Jika tidak menemukan seorang budak untuk dimerdekakan atau tidak bisa memerdekakannya, maka harus menggantinya dengan berpuasa dua bulan secara berurut-urut selain bulan Ramadhan, apabila masih tidak mampu maka diwajibkan membayar fidyah untuk 60 orang fakir atau miskin.

3. Keluar air mani dengan sengaja karena bersentuhan

Apa saja yang membatalkan puasa selain makan dan minum? Keluarnya air mani yang disebabkan karena bersentuhan (tanpa hubungan seksual) maka batal puasanya, baik disengaja atau menggunakan tangan seorang istri yang halal. Tetapi, apabila keluar air mani tanpa bersentuhan semisal bermimpi basah maka puasanya tidak akan batal.

4. Perempuan yang mengalami haid atau nifas

Apa saja yang membatalkan puasa bagi wanita? Haid merupakan hal yang dialami kaum wanita sudah menginjak usia batas minimal 9 tahun. Waktu haid biasanya selama 1 minggu dan paling lama 15 hari. Maka jika orang tersebut dalam keadaan haid tidak boleh melaksanakan ibadah puasa. Sedangkan apabila haid keluar saat sedang menjalankan ibadah puasa maka puasanya batal.
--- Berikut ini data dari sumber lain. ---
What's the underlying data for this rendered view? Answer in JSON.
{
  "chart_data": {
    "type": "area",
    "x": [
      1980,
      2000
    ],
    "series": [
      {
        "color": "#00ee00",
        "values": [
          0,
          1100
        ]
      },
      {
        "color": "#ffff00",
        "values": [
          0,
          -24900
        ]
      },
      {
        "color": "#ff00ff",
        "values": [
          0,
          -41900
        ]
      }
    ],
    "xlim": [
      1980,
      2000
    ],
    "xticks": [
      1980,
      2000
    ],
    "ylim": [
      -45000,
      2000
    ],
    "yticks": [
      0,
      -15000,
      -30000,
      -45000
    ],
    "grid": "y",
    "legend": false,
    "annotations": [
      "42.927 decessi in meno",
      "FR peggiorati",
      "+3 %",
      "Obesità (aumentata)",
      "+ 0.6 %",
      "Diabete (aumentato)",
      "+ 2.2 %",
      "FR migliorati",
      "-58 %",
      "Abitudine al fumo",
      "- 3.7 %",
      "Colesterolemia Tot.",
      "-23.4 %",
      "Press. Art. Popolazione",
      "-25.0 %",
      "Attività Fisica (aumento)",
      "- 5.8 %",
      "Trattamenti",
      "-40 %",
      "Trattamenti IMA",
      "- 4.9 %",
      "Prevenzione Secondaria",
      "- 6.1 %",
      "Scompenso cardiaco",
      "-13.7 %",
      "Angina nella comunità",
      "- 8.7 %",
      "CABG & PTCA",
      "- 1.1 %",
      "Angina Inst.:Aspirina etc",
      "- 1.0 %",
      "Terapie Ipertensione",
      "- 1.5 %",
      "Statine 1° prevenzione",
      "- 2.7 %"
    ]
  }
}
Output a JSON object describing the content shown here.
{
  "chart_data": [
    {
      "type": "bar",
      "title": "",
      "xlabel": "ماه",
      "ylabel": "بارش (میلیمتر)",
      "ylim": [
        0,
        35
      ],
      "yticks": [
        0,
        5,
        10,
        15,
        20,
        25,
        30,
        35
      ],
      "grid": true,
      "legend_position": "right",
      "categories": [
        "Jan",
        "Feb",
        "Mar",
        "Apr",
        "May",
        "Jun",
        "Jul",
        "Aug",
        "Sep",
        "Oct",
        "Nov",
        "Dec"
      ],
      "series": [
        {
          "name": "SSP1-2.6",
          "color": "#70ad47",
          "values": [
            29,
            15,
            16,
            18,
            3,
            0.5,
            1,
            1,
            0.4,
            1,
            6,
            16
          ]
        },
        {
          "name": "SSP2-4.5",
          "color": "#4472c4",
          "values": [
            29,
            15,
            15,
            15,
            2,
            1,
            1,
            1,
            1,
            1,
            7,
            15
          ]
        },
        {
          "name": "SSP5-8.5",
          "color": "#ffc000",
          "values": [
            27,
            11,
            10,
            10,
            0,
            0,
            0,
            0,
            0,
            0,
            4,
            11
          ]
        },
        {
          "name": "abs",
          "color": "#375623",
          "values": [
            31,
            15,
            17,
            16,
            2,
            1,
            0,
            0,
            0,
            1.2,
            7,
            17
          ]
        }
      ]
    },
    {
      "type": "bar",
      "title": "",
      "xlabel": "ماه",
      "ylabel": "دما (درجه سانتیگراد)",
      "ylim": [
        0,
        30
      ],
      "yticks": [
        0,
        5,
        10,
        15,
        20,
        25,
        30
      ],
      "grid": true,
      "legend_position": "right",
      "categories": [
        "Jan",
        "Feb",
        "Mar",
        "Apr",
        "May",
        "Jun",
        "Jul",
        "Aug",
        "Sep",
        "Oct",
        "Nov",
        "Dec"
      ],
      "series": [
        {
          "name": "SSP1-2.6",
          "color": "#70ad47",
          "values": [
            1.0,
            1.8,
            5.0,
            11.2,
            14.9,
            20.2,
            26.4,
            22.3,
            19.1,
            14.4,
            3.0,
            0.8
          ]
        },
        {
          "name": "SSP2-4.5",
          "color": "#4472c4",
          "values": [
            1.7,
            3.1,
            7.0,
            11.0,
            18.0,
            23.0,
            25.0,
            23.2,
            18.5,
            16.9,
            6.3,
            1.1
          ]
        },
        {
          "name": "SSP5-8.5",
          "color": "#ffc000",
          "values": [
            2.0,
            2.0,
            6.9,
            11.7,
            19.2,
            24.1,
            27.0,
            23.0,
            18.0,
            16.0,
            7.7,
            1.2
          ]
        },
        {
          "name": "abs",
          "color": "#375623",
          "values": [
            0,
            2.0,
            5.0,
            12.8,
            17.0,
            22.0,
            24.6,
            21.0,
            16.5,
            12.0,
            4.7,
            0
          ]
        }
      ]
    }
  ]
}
Nifas juga membatalkan puasa karena nifas adalah peristiwa yang dialami wanita setelah melahirkan selama kurang lebih 2 bulan. Apabila keadaan tersebut muncul ketika dalam keadaan puasa, maka batal puasanya. Berikut hadits yang menjelaskannya.

“Kami (kaum perempuan) diperintahkan untuk mengganti puasa yang ditinggalkan, tetapi tidak diperintahkan untuk mengganti shalat yang ditinggalkan”. (Hadits Shahih, riwayat Muslim: 508)

5. Muntah karena disengaja

Muntah dengan disengaja tanpa ada sebab seperti sakit maka orang tersebut batal puasanya. Seperti yang telah dijelaskan dalam hadits berikut ini.

Dari Abu Hurairah r.a, menuturkan, sesungguhnya Nabi Saw, bersabda: “Siapa yang tidak sengaja muntah, maka ia tidak diwajibkan untuk mengganti puasanya, dan siapa yang sengaja muntah maka ia wajib mengganti puasanya”. (Hadits Hasan Gfarib, riwayat al-Tirmidzi: 653 dan Ibnu Majah: 1666)

6. Gila atau hilang akal

Gila merupakan sebuah ganguan akal pikiran atau tidak normalnya dalam cara berpikir dan berperilaku. Apabila orang yang hilang akal atau gila sedang berpuasa maka puasanya tidak akan sah. Karena orang tersebut sudah kehilangan akal sehatnya.

7. Keluar dari Islam

Keluar dari Islam atau murtad adalah sikap seseorang yang mengganti atau meninggalkan suatu agama yang telah dianutnya, sehingga ia menjadi ingkar terhadap agama yang diyakini sebelumnya. Apabila orang yang murtad ini melaksanakan ibadah puasa maka puasanya tidak sah karena sudah tidak meyakini agama yang sebelumnya dianut.

Bagi yang menjalankan ibadah puasa lebih baiknya Anda mengetahui tentang hal-hal yang membatalkan puasa ini. Agar ketika dalam melaksanakannya tidak ada hal-hal yang mengganjal dalam hati. Siapa tahu dengan membaca artikel ini pengetahuan Anda bertambah, sehingga hal yang mungkin tidak tahu menjadi tahu.

Demikian perkara yang membatalkan puasa agar dalam menjalankan ibadah puasa lancar. Semoga bermanfaat.